The tribunal included two lay members and a judge. The judge’s opinion was that all claims against Orbison failed, while the two lay members backed his claim that the commission had breached its "duty to make reasonable adjustments" by insisting that he meet one of his senior managers to discuss a return to work after he had been signed off with stress.

The judgment, released this week, says Orbison’s claims came after a series of disagreements between him and his managers over the case of African Aids Action, a small charity he was assigned to investigate – he felt the chair of the charity was using charitable funds for personal benefit.

Orbison felt senior staff had handled the case too leniently, leading him to make a complaint under the Public Interest Disclosure Act 1998, which is intended to protect whisteblowers. Disagreements over the case led to a deterioration in his relationship with senior management, the judgment says.

A draft of the inquiry report into African Aids Action, which was critical of the charity, was leaked to Third Sector in 2010. A less critical revised final inquiry report was published later in the year.

After long-running internal disputes, Orbison was signed off work suffering from stress. After a number of exchanges between his solicitors and the commission, it was eventually suggested that he attend a meeting with Lynn Killoran, head of compliance at the commission, to talk about a return to work. Orbison said this was unreasonable because of the breakdown in his relationship with Killoran.
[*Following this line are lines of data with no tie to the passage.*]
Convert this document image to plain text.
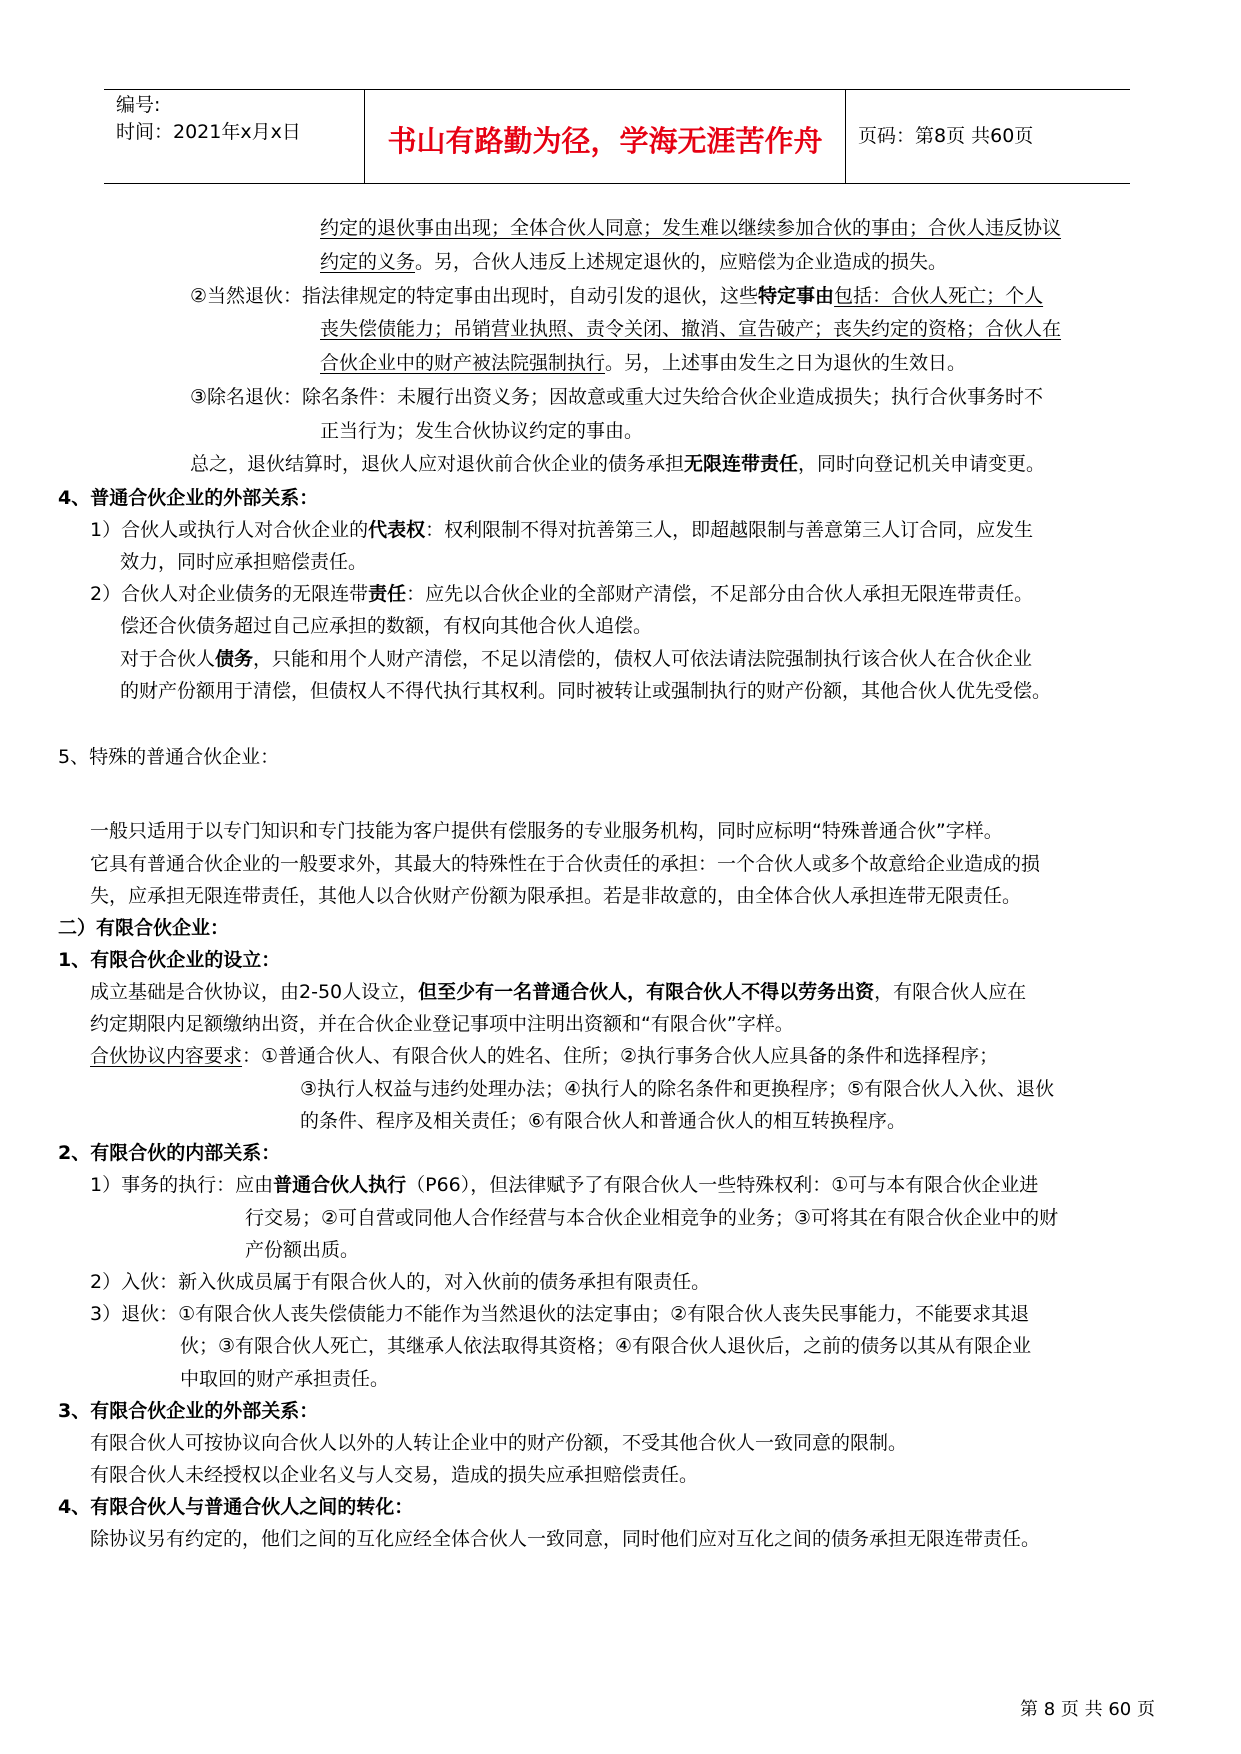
编号:
时间：2021年x月x日	书山有路勤为径，学海无涯苦作舟	页码：第8页 共60页
约定的退伙事由出现；全体合伙人同意；发生难以继续参加合伙的事由；合伙人违反协议
约定的义务。另，合伙人违反上述规定退伙的，应赔偿为企业造成的损失。
②当然退伙：指法律规定的特定事由出现时，自动引发的退伙，这些特定事由包括：合伙人死亡；个人
丧失偿债能力；吊销营业执照、责令关闭、撤消、宣告破产；丧失约定的资格；合伙人在
合伙企业中的财产被法院强制执行。另，上述事由发生之日为退伙的生效日。
③除名退伙：除名条件：未履行出资义务；因故意或重大过失给合伙企业造成损失；执行合伙事务时不
正当行为；发生合伙协议约定的事由。
总之，退伙结算时，退伙人应对退伙前合伙企业的债务承担无限连带责任，同时向登记机关申请变更。
4、普通合伙企业的外部关系：
1）合伙人或执行人对合伙企业的代表权：权利限制不得对抗善第三人，即超越限制与善意第三人订合同，应发生
效力，同时应承担赔偿责任。
2）合伙人对企业债务的无限连带责任：应先以合伙企业的全部财产清偿，不足部分由合伙人承担无限连带责任。
偿还合伙债务超过自己应承担的数额，有权向其他合伙人追偿。
对于合伙人债务，只能和用个人财产清偿，不足以清偿的，债权人可依法请法院强制执行该合伙人在合伙企业
的财产份额用于清偿，但债权人不得代执行其权利。同时被转让或强制执行的财产份额，其他合伙人优先受偿。
5、特殊的普通合伙企业：
一般只适用于以专门知识和专门技能为客户提供有偿服务的专业服务机构，同时应标明“特殊普通合伙”字样。
它具有普通合伙企业的一般要求外，其最大的特殊性在于合伙责任的承担：一个合伙人或多个故意给企业造成的损
失，应承担无限连带责任，其他人以合伙财产份额为限承担。若是非故意的，由全体合伙人承担连带无限责任。
二）有限合伙企业：
1、有限合伙企业的设立：
成立基础是合伙协议，由2-50人设立，但至少有一名普通合伙人，有限合伙人不得以劳务出资，有限合伙人应在
约定期限内足额缴纳出资，并在合伙企业登记事项中注明出资额和“有限合伙”字样。
合伙协议内容要求：①普通合伙人、有限合伙人的姓名、住所；②执行事务合伙人应具备的条件和选择程序；
③执行人权益与违约处理办法；④执行人的除名条件和更换程序；⑤有限合伙人入伙、退伙
的条件、程序及相关责任；⑥有限合伙人和普通合伙人的相互转换程序。
2、有限合伙的内部关系：
1）事务的执行：应由普通合伙人执行（P66），但法律赋予了有限合伙人一些特殊权利：①可与本有限合伙企业进
行交易；②可自营或同他人合作经营与本合伙企业相竞争的业务；③可将其在有限合伙企业中的财
产份额出质。
2）入伙：新入伙成员属于有限合伙人的，对入伙前的债务承担有限责任。
3）退伙：①有限合伙人丧失偿债能力不能作为当然退伙的法定事由；②有限合伙人丧失民事能力，不能要求其退
伙；③有限合伙人死亡，其继承人依法取得其资格；④有限合伙人退伙后，之前的债务以其从有限企业
中取回的财产承担责任。
3、有限合伙企业的外部关系：
有限合伙人可按协议向合伙人以外的人转让企业中的财产份额，不受其他合伙人一致同意的限制。
有限合伙人未经授权以企业名义与人交易，造成的损失应承担赔偿责任。
4、有限合伙人与普通合伙人之间的转化：
除协议另有约定的，他们之间的互化应经全体合伙人一致同意，同时他们应对互化之间的债务承担无限连带责任。
第 8 页 共 60 页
He later resigned and filed claims for unfair dismissal and discrimination.

The judgment says that Orbison claimed his complaints about the charity were sidelined, that he had been misled and not supported by the commission, that he had unfairly been subjected to threats of disciplinary procedure, that he had been subjected to stress and that he had endured "public humiliation and criticism" without the right to respond.

However, the judgment says that senior management were supportive towards Orbison and that they made efforts to accommodate his feelings, to manage his workload and to protect him from harassment by the chair of the charity.

The judgment says the commission’s insistence that Orbison meet Killoran, rather than a diversity officer, constituted a breach of the commission’s duty as an employer to make "reasonable adjustments" to support him. The judge who wrote the report did not agree with this view, however, and said that "no matters leading up to his resignation together amounted to a breach of contract".

A spokeswoman for the commission said: "We are pleased the judgment has found that the commission's management acted entirely appropriately in both their management of the claimant and the case in which he made a public interest disclosure."

The spokeswoman said the regulator might appeal against the one majority judgment in Orbison’s favour.

Orbison said he was disappointed with some aspects of the judgment but that it proved he had not been financially motivated and had acted in good faith throughout.

"I believe I have come away from this with my integrity intact, having tried to do ‘the right thing’," he said. He remained convinced that the commission had not acted properly as a regulator in the case of African Aids Action, he said.

"Throughout this, my principal concern was that the commission had become so risk-adverse as to become a wholly ineffective regulator," he said. "I really think that the commission lost sight of who it should be regulating. It seems as if it is yet another ‘no-touch’ regulator."